= Mark Waller (judge) =

British Lord Justice of Appeal

Sir George Mark Waller PC (born 13 October 1940) is a former Lord Justice of Appeal who served as the Vice-President of the Civil Division of the Court of Appeal of England and Wales.

The son of the Rt Hon Sir George Waller, he was educated at Oundle School and read law at King's College, Durham (now Newcastle University) before being called to the Bar in 1964 and is a Bencher at Gray's Inn. He became a Queen's Counsel in 1979, and was served as a Recorder from 1986 to 1989. He was appointed to the Queen's Bench Division of the High Court of Justice on 25 May 1989, being awarded the customary knighthood, and served until 1996.

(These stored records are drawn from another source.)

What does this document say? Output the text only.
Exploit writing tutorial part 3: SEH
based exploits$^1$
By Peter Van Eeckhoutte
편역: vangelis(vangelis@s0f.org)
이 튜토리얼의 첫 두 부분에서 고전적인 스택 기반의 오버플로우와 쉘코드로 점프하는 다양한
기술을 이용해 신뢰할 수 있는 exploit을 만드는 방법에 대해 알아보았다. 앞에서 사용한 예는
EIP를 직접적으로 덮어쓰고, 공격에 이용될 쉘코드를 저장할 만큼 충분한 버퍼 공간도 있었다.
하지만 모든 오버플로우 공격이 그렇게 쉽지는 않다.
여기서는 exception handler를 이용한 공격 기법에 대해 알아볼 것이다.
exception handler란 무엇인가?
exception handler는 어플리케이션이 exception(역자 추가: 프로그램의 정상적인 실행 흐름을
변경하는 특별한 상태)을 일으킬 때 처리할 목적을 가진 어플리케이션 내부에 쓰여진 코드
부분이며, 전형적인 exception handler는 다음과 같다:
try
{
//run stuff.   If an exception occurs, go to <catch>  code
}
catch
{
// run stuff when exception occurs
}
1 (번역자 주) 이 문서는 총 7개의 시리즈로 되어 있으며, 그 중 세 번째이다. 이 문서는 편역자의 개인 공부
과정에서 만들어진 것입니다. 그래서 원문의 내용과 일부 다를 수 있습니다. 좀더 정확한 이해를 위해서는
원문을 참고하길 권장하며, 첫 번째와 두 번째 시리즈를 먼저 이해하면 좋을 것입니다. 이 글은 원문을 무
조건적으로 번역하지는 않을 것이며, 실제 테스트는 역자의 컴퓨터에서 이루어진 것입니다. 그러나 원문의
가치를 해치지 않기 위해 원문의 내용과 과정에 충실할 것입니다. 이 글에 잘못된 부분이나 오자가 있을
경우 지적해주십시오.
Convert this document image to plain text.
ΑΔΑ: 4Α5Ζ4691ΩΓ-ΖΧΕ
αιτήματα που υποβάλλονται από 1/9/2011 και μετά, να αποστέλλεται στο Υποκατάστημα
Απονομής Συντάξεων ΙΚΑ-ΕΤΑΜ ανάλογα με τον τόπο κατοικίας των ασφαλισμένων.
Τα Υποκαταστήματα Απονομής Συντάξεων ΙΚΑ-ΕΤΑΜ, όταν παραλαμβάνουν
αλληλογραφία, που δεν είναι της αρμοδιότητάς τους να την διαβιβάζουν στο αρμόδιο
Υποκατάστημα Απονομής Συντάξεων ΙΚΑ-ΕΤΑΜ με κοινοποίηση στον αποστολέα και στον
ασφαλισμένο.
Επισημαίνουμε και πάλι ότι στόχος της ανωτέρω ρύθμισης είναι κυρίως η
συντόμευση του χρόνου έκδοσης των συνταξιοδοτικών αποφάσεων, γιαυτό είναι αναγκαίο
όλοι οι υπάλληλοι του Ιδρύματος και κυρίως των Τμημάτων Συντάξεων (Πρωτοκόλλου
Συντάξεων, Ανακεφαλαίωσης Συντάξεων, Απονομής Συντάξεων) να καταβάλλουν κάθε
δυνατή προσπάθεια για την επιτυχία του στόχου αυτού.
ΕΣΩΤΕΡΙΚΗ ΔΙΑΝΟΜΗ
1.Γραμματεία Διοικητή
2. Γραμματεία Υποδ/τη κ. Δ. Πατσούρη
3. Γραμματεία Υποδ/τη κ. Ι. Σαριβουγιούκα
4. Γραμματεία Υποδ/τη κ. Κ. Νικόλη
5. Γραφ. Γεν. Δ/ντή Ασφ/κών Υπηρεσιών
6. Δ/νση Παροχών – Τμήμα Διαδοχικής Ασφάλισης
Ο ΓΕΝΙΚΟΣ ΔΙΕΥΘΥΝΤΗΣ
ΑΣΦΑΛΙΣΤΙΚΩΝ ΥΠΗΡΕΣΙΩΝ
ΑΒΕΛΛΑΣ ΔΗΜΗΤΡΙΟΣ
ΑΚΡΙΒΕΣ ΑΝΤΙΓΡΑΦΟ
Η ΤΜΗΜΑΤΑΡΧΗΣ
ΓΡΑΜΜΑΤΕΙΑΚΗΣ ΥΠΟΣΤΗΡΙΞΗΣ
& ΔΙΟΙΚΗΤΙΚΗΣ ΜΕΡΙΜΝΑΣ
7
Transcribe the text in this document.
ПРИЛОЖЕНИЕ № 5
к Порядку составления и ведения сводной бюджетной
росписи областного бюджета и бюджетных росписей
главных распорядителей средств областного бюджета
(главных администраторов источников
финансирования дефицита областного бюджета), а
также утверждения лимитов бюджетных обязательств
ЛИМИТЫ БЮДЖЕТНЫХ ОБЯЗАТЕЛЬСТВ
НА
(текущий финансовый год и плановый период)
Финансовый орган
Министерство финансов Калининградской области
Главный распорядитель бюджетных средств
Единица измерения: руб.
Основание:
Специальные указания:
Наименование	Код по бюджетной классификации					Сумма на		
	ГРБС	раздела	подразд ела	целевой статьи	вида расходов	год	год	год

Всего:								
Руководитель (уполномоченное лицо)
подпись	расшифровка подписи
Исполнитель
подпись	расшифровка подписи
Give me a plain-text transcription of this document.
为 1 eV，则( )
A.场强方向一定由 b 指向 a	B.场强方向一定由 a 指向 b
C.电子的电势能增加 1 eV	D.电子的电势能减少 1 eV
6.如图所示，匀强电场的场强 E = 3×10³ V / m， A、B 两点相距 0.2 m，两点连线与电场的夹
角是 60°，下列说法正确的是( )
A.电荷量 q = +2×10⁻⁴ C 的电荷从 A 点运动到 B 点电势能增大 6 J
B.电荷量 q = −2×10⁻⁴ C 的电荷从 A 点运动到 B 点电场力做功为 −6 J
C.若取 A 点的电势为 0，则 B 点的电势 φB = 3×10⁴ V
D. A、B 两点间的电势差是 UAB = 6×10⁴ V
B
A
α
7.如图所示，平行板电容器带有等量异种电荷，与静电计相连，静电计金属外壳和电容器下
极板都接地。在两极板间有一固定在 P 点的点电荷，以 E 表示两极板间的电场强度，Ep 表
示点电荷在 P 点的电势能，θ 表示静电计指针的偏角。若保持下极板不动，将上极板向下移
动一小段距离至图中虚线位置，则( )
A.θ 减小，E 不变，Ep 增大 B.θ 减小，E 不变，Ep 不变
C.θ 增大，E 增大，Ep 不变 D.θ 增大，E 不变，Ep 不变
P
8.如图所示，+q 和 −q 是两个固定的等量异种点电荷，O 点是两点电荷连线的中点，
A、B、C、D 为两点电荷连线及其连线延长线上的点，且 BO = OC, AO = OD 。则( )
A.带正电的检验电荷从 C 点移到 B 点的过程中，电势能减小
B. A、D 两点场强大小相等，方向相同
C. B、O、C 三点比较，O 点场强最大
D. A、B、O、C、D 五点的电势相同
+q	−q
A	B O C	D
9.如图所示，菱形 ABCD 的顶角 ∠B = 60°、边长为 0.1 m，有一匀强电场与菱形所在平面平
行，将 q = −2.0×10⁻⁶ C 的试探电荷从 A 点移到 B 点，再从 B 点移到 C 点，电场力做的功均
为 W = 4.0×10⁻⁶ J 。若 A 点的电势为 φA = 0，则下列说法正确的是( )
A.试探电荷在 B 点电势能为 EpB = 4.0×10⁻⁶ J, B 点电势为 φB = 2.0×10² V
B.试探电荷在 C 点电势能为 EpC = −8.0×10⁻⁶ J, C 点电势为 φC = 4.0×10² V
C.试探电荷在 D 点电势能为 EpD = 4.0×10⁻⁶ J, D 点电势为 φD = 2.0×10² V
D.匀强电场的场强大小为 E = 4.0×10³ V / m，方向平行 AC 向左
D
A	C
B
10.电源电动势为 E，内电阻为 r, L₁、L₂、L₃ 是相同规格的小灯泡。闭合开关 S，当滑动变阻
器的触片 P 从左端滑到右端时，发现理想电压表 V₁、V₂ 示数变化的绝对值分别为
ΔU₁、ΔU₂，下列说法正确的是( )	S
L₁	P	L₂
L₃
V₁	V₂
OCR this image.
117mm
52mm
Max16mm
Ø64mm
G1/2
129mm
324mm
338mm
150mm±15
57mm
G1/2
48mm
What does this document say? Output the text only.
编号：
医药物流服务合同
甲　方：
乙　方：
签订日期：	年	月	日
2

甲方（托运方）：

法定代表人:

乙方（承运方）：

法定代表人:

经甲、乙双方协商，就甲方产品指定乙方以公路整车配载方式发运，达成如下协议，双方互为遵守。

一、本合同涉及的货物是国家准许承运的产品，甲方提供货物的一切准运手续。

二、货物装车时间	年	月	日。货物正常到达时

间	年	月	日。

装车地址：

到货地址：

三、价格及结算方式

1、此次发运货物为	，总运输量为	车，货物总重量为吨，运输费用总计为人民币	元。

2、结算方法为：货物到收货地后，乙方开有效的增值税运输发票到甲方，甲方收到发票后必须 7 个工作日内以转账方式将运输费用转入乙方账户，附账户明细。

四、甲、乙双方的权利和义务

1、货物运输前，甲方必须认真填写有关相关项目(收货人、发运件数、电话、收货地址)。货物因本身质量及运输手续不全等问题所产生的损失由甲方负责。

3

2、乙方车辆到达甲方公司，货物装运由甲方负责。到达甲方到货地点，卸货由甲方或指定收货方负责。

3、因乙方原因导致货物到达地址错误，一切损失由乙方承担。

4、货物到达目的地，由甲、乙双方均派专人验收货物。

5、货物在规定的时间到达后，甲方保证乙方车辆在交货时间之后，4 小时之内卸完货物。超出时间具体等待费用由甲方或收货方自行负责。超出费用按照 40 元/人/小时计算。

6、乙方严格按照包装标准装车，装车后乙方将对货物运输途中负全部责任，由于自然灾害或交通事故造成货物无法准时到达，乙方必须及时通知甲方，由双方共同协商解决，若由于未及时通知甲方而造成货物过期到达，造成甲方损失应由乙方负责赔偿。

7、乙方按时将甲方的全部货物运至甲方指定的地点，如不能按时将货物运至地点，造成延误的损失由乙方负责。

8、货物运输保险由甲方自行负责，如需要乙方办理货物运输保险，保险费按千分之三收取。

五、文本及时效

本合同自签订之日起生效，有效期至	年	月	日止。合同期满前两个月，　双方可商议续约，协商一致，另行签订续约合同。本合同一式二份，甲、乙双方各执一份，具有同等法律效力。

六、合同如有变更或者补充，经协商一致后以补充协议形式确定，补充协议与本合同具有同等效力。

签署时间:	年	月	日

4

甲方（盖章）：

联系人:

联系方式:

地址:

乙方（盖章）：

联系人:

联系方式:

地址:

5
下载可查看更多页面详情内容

He was Presiding Judge of the North Eastern Circuit from 1992 to 1995. He was appointed to the Court of Appeal on 1 October 1996, and appointed a Privy Counsellor at that time. He served as Chairman of the Judicial Studies Board from 1999 to 2003, and has served as President of the Council of Inns of Court and the Bar since 2003. He was Vice-President of the Court of Appeal's Civil Division from 2006 to 2010, when he retired from the bench.

He was appointed as Intelligence Services Commissioner from 1 January 2011, and this appointment was renewed for a further 3 years from 1 January 2014.

==Personal==
Waller and his wife, Rachel, created the Charlie Waller Memorial Trust after their son took his own life while suffering from depression. Their aim is to increase awareness of depressive illnesses, especially among young people.

He is a supporter of Newcastle United and a member of the Garrick Club.